We can also extract attributes (like text) from each of these li tags, for example. One way we can do this is by iterating through each of the li tags and getting their values.

# our parsing function
def parse(html):
    soup = BeautifulSoup(html, "html.parser")
    value = soup.find(id='list_id')
    return list([x.text.strip() for x in value.find_all('li')])

And that result is much cleaner:

["Yo, here's some information!", '1', '2', '3', '4', '5', '6', '7', '8', '9', '10', 'I can count to 10!']

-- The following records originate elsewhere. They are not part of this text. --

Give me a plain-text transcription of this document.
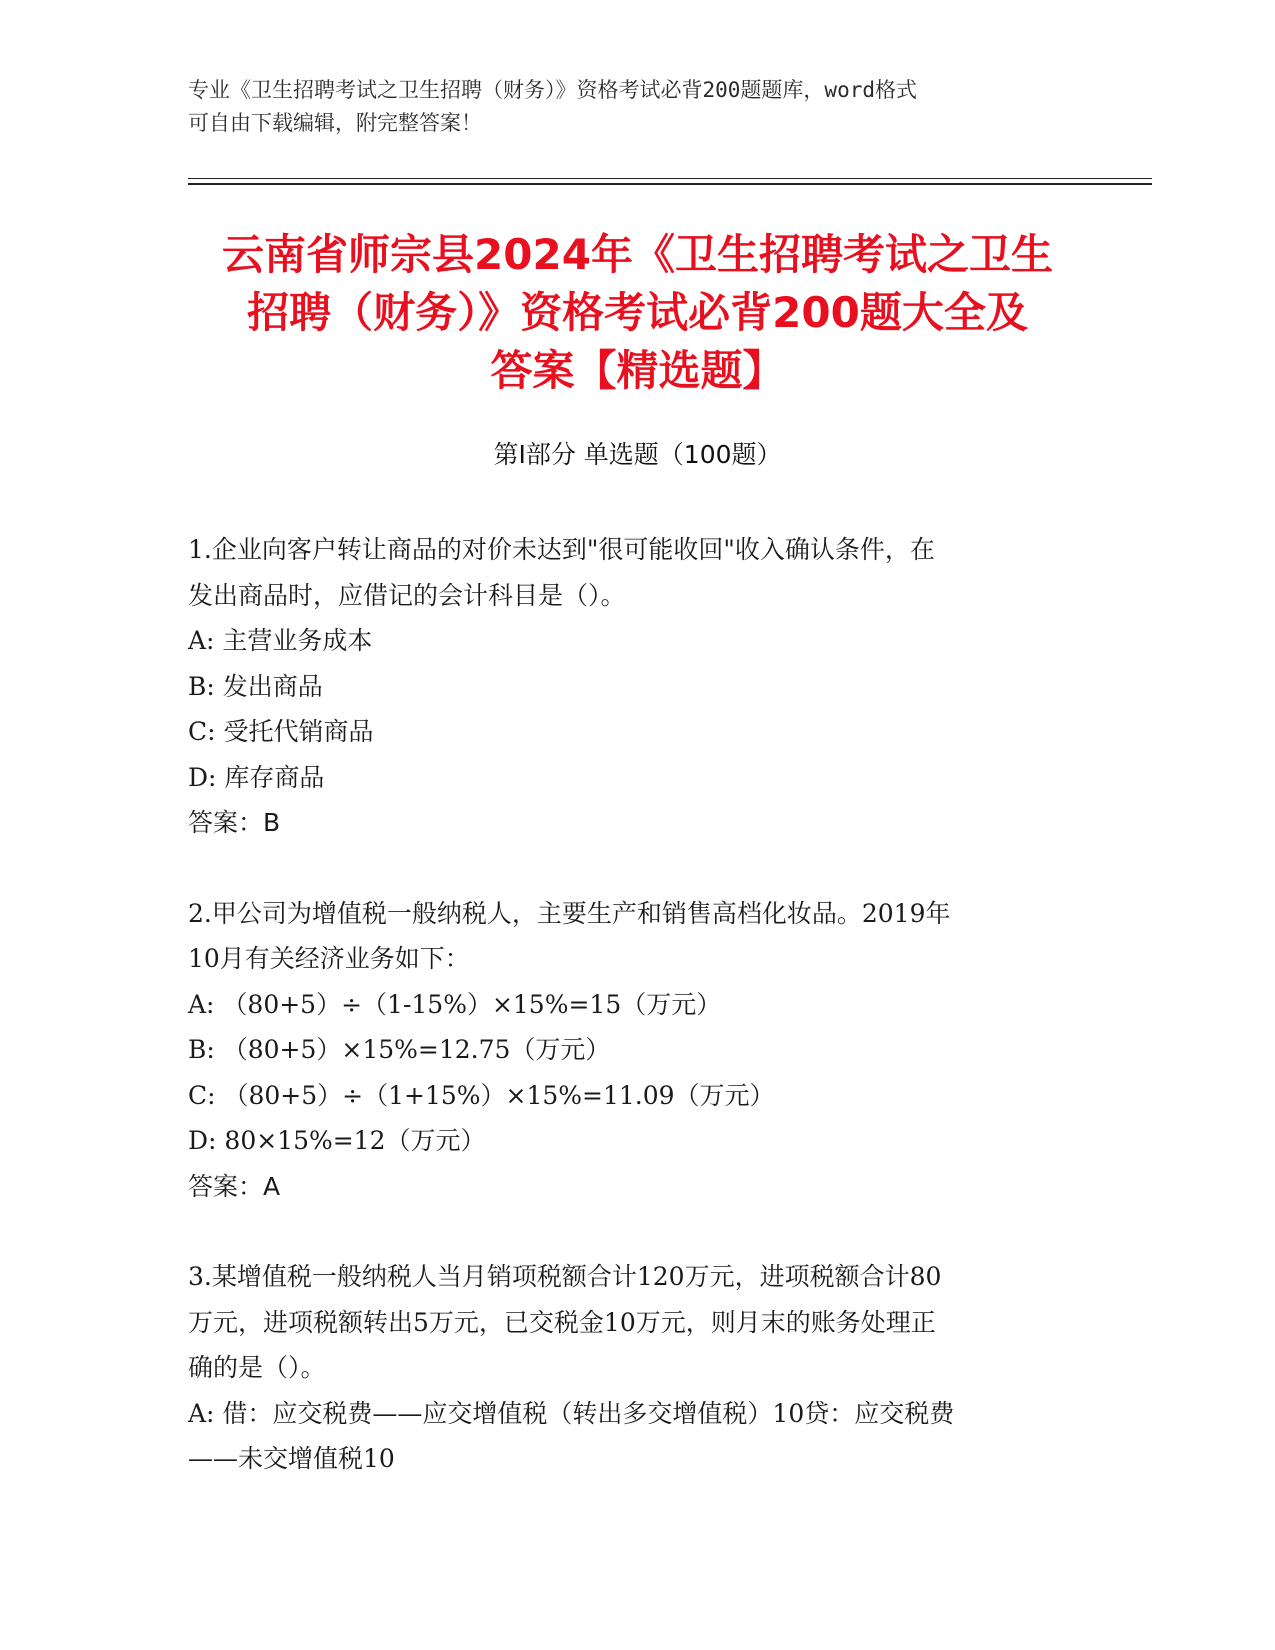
专业《卫生招聘考试之卫生招聘（财务）》资格考试必背200题题库，word格式
可自由下载编辑，附完整答案！
云南省师宗县2024年《卫生招聘考试之卫生
招聘（财务）》资格考试必背200题大全及
答案【精选题】
第Ⅰ部分 单选题（100题）
1.企业向客户转让商品的对价未达到"很可能收回"收入确认条件，在
发出商品时，应借记的会计科目是（）。
A: 主营业务成本
B: 发出商品
C: 受托代销商品
D: 库存商品
答案：B
2.甲公司为增值税一般纳税人，主要生产和销售高档化妆品。2019年
10月有关经济业务如下：
A: （80+5）÷（1-15%）×15%=15（万元）
B: （80+5）×15%=12.75（万元）
C: （80+5）÷（1+15%）×15%=11.09（万元）
D: 80×15%=12（万元）
答案：A
3.某增值税一般纳税人当月销项税额合计120万元，进项税额合计80
万元，进项税额转出5万元，已交税金10万元，则月末的账务处理正
确的是（）。
A: 借：应交税费——应交增值税（转出多交增值税）10贷：应交税费
——未交增值税10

Another script I commonly use is to get the text from a website and delete everything else. I do this mainly for data collection. Here's how you can change our function to accomplish that.

import requests
from bs4 import BeautifulSoup

# our parsing function
# scrape the text from HTML
def parse(html):
    soup = BeautifulSoup(html, "html.parser")
    for unwanted_tags in soup(["script", "style"]):
        unwanted_tags.extract()
    # get remaining text from the soup object
    text = soup.get_text()
    # break this text into remaining lines
    # get rid of the trailing spaces at the end of each line
    lines = (line.strip() for line in text.splitlines())
    # now get rid of blank lines (join the lines that are not blank)
    text = '
'.join(line for line in lines if line)
    return text

url = "https://www.fieryflamingo.com/example_page"
html = requests.get(url).text
print(parse(html))

And the Python BeautifulSoup code returns:

This is an example webpage
hello world!
This is an example webpage
It looks really, really bad!
Yo, here's some information!
1
2
3
4
5
6
7
8
9
10
I can count to 10!
Goodbye folks!

This was a brief introduction to BeautifulSoup and the Requests library. I hope that you found this helpful.